Die Zeitschriften! Die Verlage! Die ganze Schriftstellerbohème! Wann immer die Rede auf Schwabing und das Univiertel kommt, landet man schnell bei der jahrhundertealten literarischen Tradition, vergisst aber gerne, dass all die Druckerschwärze nicht viel mehr als geistreicher Schmutz wäre, wenn es nicht die Leser gäbe, die Büchernarren, die all die Zeitschriften, Verlage, Schriftsteller überlebt haben und bis heute durch die Straßen geistern, Jäger des verlorenen Schatzes, die selbst dieser Tage die Antiquariate durchwühlen und lieber ihre Nase in mühsam gefundenes Papier stecken als den gleichen Content bei Google Books frei Haus abzuschöpfen.
Der Sammler
Er riecht gut, nach Offizier und Gentleman und Knize Ten, trägt einen Oberlippenbart und ist auch sonst nicht von dieser Welt, entstammt vielmehr dem Kosmos Aubrey Beardsleys und der Münchner Secession. Stundenlang vermag er sich über Erstdrucke und Erotica auszulassen, sich selbst dabei sein liebster Zuhörer, und jedes Mal, wenn ich ihn durchs Akademieviertel streifen sehe und wieder ein Jahr verstrichen ist, nehme ich mir aufs Neue vor, ihn mit all seinen Schätzen und Anekdoten in einen Videopodcast zu bannen, wohl wissend, dass die Magie dann dahin wäre und er seinen Reichtum niemals mit einem Kameraobjektiv teilen würde, aber gern mit einer Zufallsbekanntschaft auf der Straße.
Der Händler
Steht selbst in einem Museumsbuchladen, verlegt Kunstpostkarten und verliert sich nichtsdestotrotz nach Feierabend in zwielichtigen Bücherkaschemmen, entdeckt hie einen vergriffenen Bildband, dort ein exotisches Fundstück und muß sich dann ein Taxi bestellen, da er die erworbenen Schätze nicht allein tragen kann.
Der Autor
Koreanische Kunst? Deutscher Sexschund? Für ihn gibt es keine abseitigen Themen, denn Bücher haben eine vom profanen Inhalt befreite Magie.
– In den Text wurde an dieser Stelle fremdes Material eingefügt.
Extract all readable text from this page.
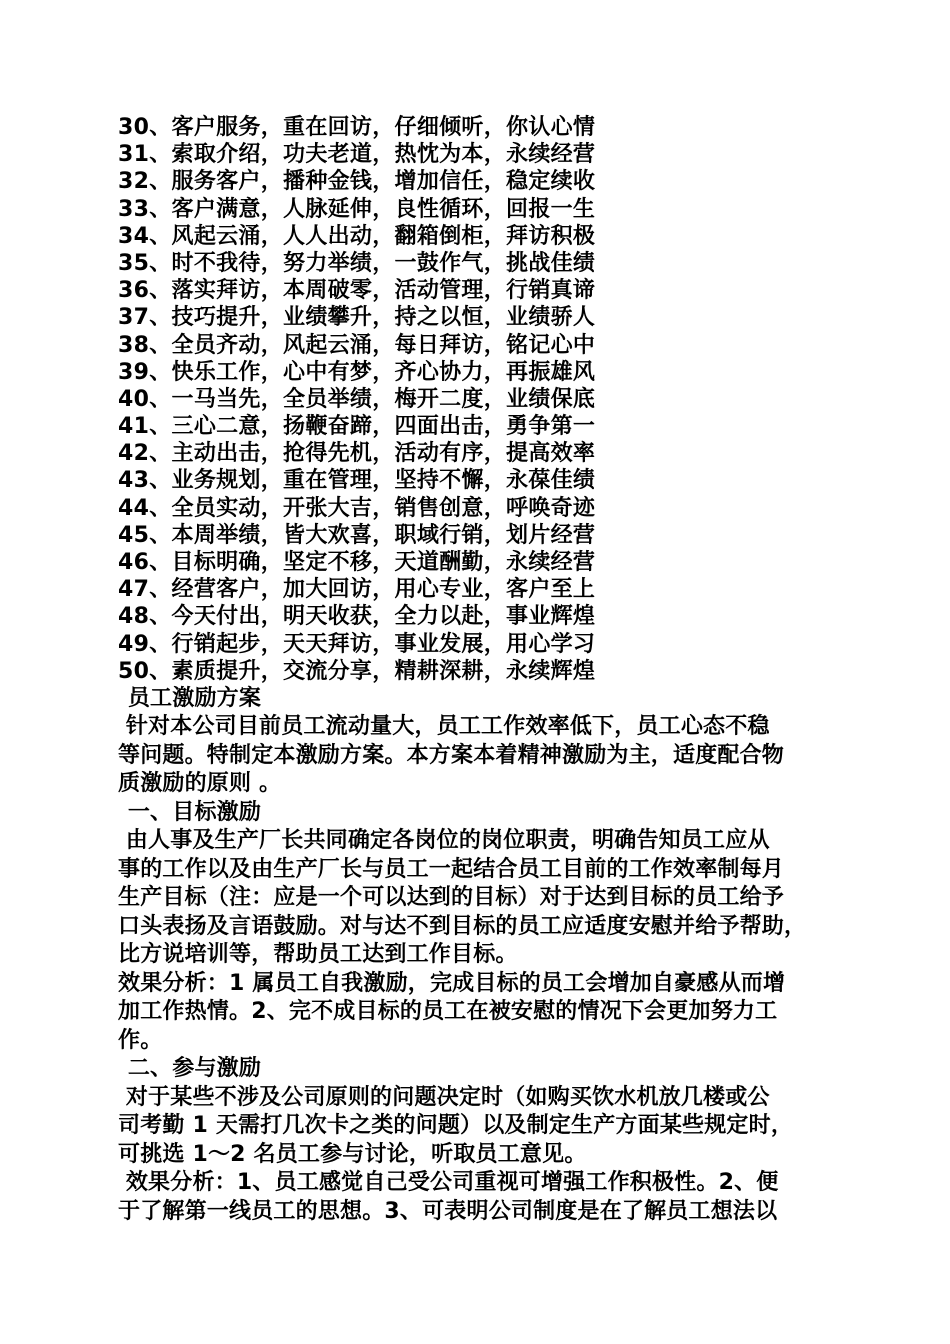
30、客户服务，重在回访，仔细倾听，你认心情
31、索取介绍，功夫老道，热忱为本，永续经营
32、服务客户，播种金钱，增加信任，稳定续收
33、客户满意，人脉延伸，良性循环，回报一生
34、风起云涌，人人出动，翻箱倒柜，拜访积极
35、时不我待，努力举绩，一鼓作气，挑战佳绩
36、落实拜访，本周破零，活动管理，行销真谛
37、技巧提升，业绩攀升，持之以恒，业绩骄人
38、全员齐动，风起云涌，每日拜访，铭记心中
39、快乐工作，心中有梦，齐心协力，再振雄风
40、一马当先，全员举绩，梅开二度，业绩保底
41、三心二意，扬鞭奋蹄，四面出击，勇争第一
42、主动出击，抢得先机，活动有序，提高效率
43、业务规划，重在管理，坚持不懈，永葆佳绩
44、全员实动，开张大吉，销售创意，呼唤奇迹
45、本周举绩，皆大欢喜，职域行销，划片经营
46、目标明确，坚定不移，天道酬勤，永续经营
47、经营客户，加大回访，用心专业，客户至上
48、今天付出，明天收获，全力以赴，事业辉煌
49、行销起步，天天拜访，事业发展，用心学习
50、素质提升，交流分享，精耕深耕，永续辉煌
员工激励方案
针对本公司目前员工流动量大，员工工作效率低下，员工心态不稳
等问题。特制定本激励方案。本方案本着精神激励为主，适度配合物
质激励的原则 。
一、目标激励
由人事及生产厂长共同确定各岗位的岗位职责，明确告知员工应从
事的工作以及由生产厂长与员工一起结合员工目前的工作效率制每月
生产目标（注：应是一个可以达到的目标）对于达到目标的员工给予
口头表扬及言语鼓励。对与达不到目标的员工应适度安慰并给予帮助，
比方说培训等，帮助员工达到工作目标。
效果分析：1 属员工自我激励，完成目标的员工会增加自豪感从而增
加工作热情。2、完不成目标的员工在被安慰的情况下会更加努力工
作。
二、参与激励
对于某些不涉及公司原则的问题决定时（如购买饮水机放几楼或公
司考勤 1 天需打几次卡之类的问题）以及制定生产方面某些规定时，
可挑选 1～2 名员工参与讨论，听取员工意见。
效果分析：1、员工感觉自己受公司重视可增强工作积极性。2、便
于了解第一线员工的思想。3、可表明公司制度是在了解员工想法以
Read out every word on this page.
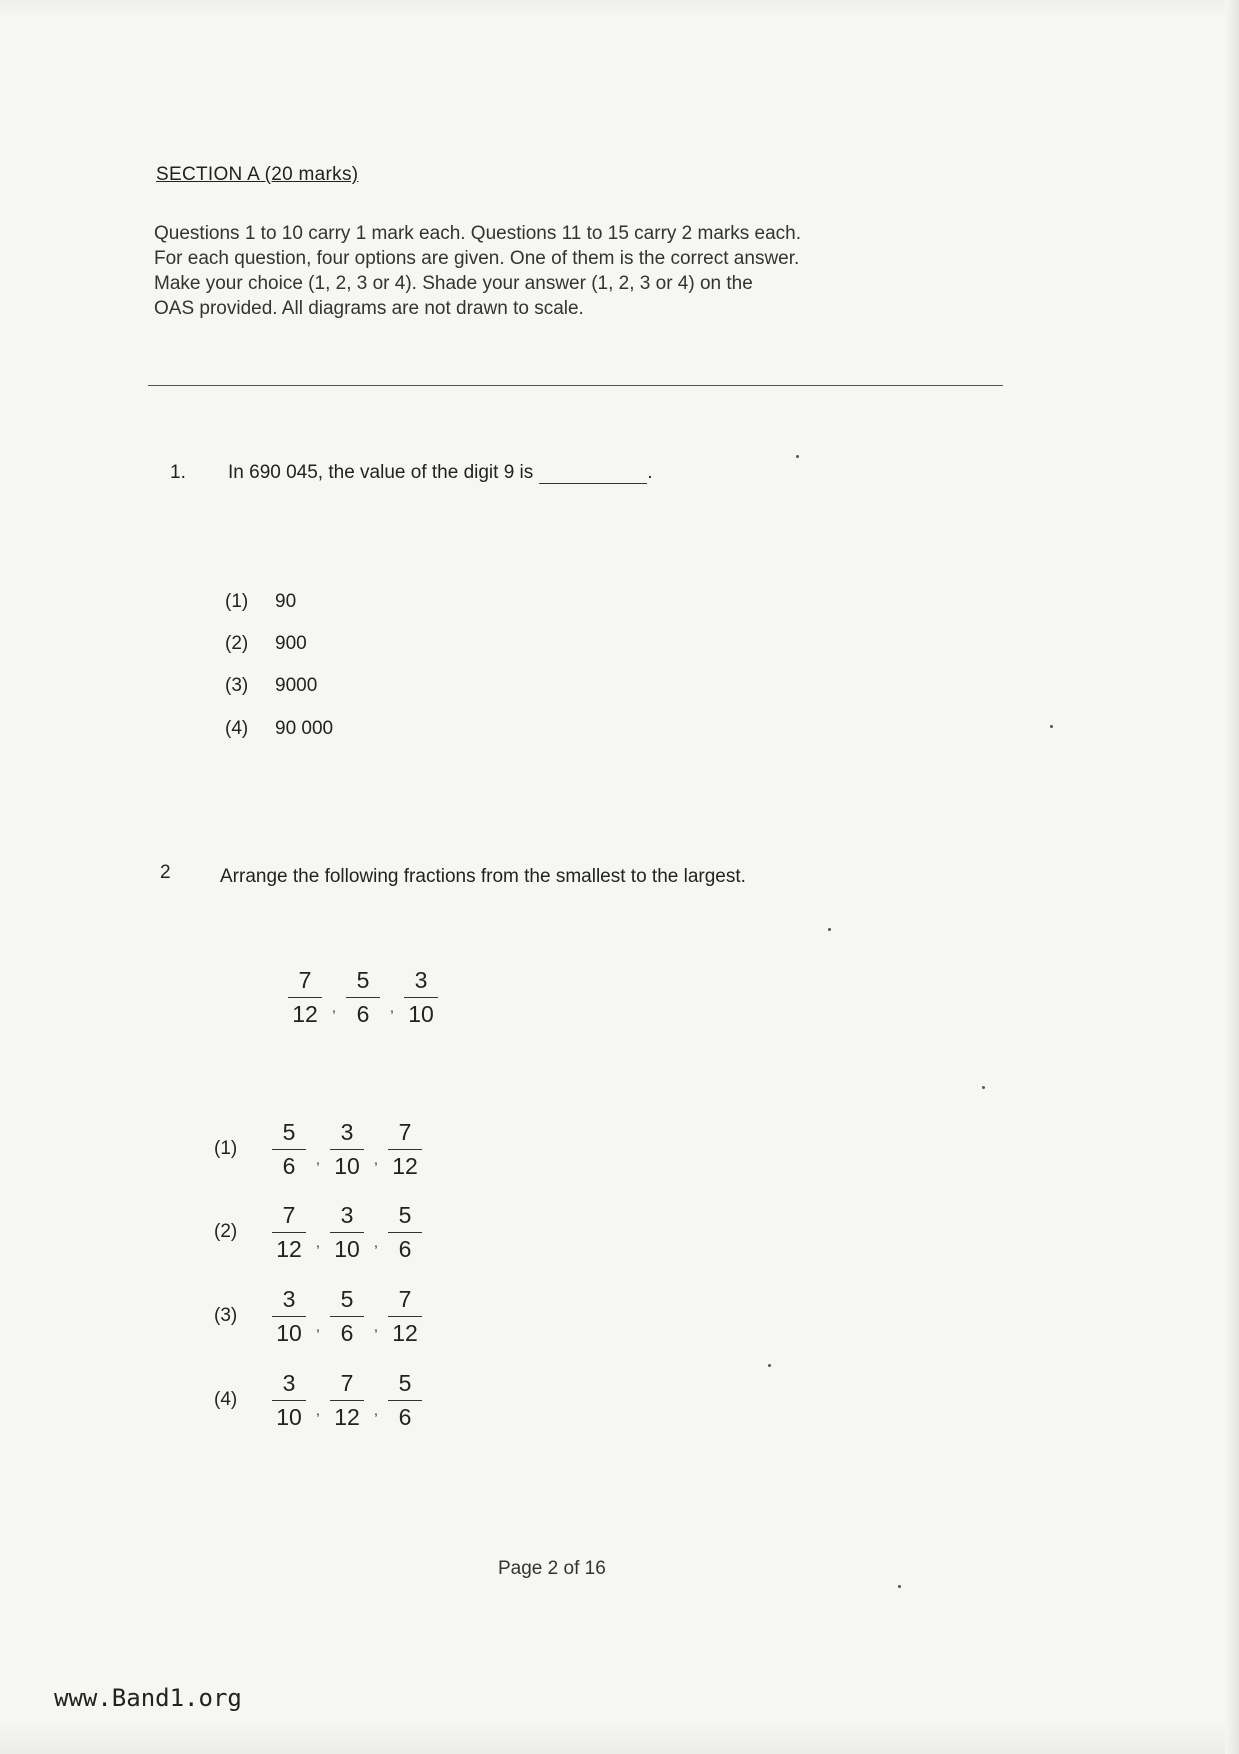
SECTION A (20 marks)
Questions 1 to 10 carry 1 mark each. Questions 11 to 15 carry 2 marks each.
For each question, four options are given. One of them is the correct answer.
Make your choice (1, 2, 3 or 4). Shade your answer (1, 2, 3 or 4) on the
OAS provided. All diagrams are not drawn to scale.
1. In 690 045, the value of the digit 9 is	.
(1) 90
(2) 900
(3) 9000
(4) 90 000
2	Arrange the following fractions from the smallest to the largest.
$\frac{7}{12}$ , $\frac{5}{6}$ , $\frac{3}{10}$
(1)	$\frac{5}{6}$ , $\frac{3}{10}$ , $\frac{7}{12}$
(2)	$\frac{7}{12}$ , $\frac{3}{10}$ , $\frac{5}{6}$
(3)	$\frac{3}{10}$ , $\frac{5}{6}$ , $\frac{7}{12}$
(4)	$\frac{3}{10}$ , $\frac{7}{12}$ , $\frac{5}{6}$
Page 2 of 16
www.Band1.org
Er kauft französische Originalausgaben, ohne auch nur einen einzigen Satz verstehen zu können, liebt diese unentzifferbaren Werke aber nicht weniger, sondern würde sie sich am liebsten alle unters Kopfkissen stecken, um im Schlaf von ihnen befruchtet zu werden. Was ihn nicht davon abhält, selbst liebgewonnene Pretiosen auf dem Flohmarkt zu verscherbeln, wenn er dringend Geld braucht, um sein Handy wieder zu entsperren. Warum auch nicht, gilt es doch die Magie des Gedruckten wie ein Feuer weiterzureichen.
Dieser Text erschien zuerst in der Oktober-Ausgabe 2009 des Münchner „Spy Magazins“.